2. The combination as defined in claim 1, having at least one generally horizontal main rotor rotating around a hub, the hub having a central bore containing a shaft which is stationary with respect to the helicopter comprising the mounting means, the housing containing the parachute being fixed to the shaft above the main rotor.

3. The combination as defined in claim 2, in which the shaft is fixed to the helicopter.

4. The combination as defined in claim 1, 2 or 3 in which the panels are symmetrically located on either side of a central axis parallel to the central axis of the aircraft, whereby upon thrusting the panels outwardly they are enabled to move upwardly and in opposite sideways directions with respect to the axis of the aircraft.

5. The combination as defined in claim 1, 2 or 3, further including inflatable floatation bags fixed to the aircraft adjacent its bottom, and means for inflating the bags simultaneous with the opening of the housing.

6. The combination as defined in claim 2 or 3, in which the helicopter includes a pair of generally horizontally rotating parallel stacked rotors rotating around concentric hubs containing said bore.

7. The combination as defined in claim 1 or 2 further including floatation bags inflatable with nitrogen gas fixed to the aircraft, and means for inflating the bags simultaneous with the opening of said housing.

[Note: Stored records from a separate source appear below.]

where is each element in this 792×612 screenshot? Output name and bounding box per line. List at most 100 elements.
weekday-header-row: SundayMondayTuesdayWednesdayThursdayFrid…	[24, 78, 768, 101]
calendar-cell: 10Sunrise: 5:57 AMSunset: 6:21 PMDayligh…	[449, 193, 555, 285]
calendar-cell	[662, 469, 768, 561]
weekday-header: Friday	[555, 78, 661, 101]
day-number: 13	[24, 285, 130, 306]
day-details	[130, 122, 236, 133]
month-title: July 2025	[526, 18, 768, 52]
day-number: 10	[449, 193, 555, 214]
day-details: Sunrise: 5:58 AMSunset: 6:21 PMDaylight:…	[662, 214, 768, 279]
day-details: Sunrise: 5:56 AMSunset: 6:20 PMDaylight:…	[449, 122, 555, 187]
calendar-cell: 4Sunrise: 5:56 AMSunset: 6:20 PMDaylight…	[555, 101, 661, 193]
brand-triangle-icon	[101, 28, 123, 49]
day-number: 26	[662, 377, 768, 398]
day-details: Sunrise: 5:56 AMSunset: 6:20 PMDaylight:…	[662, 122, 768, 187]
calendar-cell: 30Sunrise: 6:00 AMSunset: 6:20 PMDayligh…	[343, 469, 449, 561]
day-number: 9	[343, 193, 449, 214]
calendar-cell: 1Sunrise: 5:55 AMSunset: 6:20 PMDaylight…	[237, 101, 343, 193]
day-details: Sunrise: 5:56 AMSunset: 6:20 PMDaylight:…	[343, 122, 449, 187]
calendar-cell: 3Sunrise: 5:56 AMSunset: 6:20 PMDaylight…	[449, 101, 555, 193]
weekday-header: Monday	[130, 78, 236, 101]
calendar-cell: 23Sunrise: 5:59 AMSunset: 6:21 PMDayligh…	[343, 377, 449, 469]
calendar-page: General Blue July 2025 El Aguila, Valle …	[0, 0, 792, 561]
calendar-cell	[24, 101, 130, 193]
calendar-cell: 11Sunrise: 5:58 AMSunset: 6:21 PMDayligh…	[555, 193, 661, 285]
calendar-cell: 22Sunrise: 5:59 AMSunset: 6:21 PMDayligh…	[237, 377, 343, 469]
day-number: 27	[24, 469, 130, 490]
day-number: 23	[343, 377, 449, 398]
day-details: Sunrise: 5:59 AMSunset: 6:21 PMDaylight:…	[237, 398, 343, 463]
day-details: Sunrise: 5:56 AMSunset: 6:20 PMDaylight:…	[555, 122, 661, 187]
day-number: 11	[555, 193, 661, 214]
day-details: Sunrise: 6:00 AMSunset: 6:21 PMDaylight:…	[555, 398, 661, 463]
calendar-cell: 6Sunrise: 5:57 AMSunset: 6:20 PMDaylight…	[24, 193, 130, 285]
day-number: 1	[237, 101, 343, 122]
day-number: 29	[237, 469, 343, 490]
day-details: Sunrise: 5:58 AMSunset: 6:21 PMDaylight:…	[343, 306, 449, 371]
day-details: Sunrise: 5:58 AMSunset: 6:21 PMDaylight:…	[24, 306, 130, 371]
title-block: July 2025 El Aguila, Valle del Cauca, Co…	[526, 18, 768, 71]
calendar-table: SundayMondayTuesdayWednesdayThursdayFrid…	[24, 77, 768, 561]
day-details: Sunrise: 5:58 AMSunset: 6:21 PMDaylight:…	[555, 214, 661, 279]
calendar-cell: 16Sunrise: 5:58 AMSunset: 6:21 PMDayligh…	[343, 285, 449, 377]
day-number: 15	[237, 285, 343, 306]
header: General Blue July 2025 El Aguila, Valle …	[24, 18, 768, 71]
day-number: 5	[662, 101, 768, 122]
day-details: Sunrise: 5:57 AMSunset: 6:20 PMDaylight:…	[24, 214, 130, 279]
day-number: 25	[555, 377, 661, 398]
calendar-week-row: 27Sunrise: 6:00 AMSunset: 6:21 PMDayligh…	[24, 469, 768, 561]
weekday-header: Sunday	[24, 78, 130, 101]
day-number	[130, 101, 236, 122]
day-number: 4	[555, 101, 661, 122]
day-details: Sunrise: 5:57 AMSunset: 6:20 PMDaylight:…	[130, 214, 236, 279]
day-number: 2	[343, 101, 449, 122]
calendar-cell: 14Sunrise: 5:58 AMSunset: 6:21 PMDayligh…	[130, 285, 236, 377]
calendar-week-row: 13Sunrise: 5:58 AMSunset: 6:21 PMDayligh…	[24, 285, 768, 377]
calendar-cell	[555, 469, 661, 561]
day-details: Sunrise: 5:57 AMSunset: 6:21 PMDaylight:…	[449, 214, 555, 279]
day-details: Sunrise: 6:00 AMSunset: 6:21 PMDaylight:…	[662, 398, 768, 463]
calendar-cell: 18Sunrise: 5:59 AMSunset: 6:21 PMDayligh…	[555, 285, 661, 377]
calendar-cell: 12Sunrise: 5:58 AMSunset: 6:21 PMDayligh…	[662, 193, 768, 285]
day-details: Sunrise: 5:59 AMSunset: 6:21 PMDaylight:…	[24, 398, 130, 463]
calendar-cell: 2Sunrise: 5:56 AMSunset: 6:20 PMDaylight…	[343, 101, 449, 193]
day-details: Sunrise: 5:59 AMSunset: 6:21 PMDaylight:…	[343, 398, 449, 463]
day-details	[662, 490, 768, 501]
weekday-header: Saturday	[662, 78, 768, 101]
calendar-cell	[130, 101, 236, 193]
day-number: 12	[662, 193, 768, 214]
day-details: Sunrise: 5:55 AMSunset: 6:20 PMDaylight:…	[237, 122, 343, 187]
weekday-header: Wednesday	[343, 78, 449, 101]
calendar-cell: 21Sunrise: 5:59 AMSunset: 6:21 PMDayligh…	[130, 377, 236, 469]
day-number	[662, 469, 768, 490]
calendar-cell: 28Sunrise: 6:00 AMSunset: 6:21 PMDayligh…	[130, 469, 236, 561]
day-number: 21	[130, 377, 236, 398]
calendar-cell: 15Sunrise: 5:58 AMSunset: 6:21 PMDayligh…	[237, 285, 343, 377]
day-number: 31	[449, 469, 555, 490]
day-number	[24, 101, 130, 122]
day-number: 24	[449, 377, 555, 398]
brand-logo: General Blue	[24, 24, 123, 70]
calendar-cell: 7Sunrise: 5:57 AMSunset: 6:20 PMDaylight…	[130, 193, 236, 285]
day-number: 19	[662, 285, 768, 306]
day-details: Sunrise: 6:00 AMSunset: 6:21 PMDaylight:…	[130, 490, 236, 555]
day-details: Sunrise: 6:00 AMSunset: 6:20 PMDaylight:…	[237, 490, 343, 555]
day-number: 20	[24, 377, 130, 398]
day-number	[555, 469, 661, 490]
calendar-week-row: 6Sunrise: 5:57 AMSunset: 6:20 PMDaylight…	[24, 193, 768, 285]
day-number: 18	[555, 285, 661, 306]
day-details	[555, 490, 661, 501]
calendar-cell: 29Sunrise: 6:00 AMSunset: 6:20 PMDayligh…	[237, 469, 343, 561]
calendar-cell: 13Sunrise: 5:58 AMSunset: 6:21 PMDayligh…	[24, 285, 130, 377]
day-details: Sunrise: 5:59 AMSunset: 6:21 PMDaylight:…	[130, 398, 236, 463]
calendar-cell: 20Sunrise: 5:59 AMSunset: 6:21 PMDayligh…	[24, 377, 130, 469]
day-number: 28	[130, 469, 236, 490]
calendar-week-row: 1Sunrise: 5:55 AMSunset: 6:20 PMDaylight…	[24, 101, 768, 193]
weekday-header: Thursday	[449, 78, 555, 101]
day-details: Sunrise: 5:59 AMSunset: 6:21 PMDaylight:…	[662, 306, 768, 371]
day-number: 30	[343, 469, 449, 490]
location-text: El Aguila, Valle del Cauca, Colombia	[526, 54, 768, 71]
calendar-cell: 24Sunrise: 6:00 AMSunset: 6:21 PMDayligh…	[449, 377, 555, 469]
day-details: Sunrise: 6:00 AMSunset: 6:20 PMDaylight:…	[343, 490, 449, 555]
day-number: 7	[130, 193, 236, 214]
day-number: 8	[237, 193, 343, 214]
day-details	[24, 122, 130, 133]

8. The combination as defined in claim 1, means for thrusting the housing upwardly relative to the helicopter whereby the parachute is deployed.

9. The combination as defined in claim 1, 2 or 8, including a deployment parachute connected between the housing and the emergency parachute for providing initial drag and thus deploying the emergency parachute.

10. The combination as defined in claim 2 or 3, in which the helicopter includes a pair of generally horizontally rotating parallel stacked rotors rotating around concentric hubs containing said bore, the propellers being formed of belted plastic fiber glass.

11. For use in combination with a helicopter, a parachute housing, means for mounting the housing to a stationary support above a main rotor of the helicopter, an emergency parachute within the housing, means connecting the parachute to the housing and to the stationary support, and means for thrusting the housing outwardly and away from the support and from its mount, thus opening the housing and deploying the parachute as a result of the attachment between the parachute and the housing.

12. The combination as defined in claim 1, 2 or 5, including a homing transmitter for being activated simultaneous with the opening of said housing.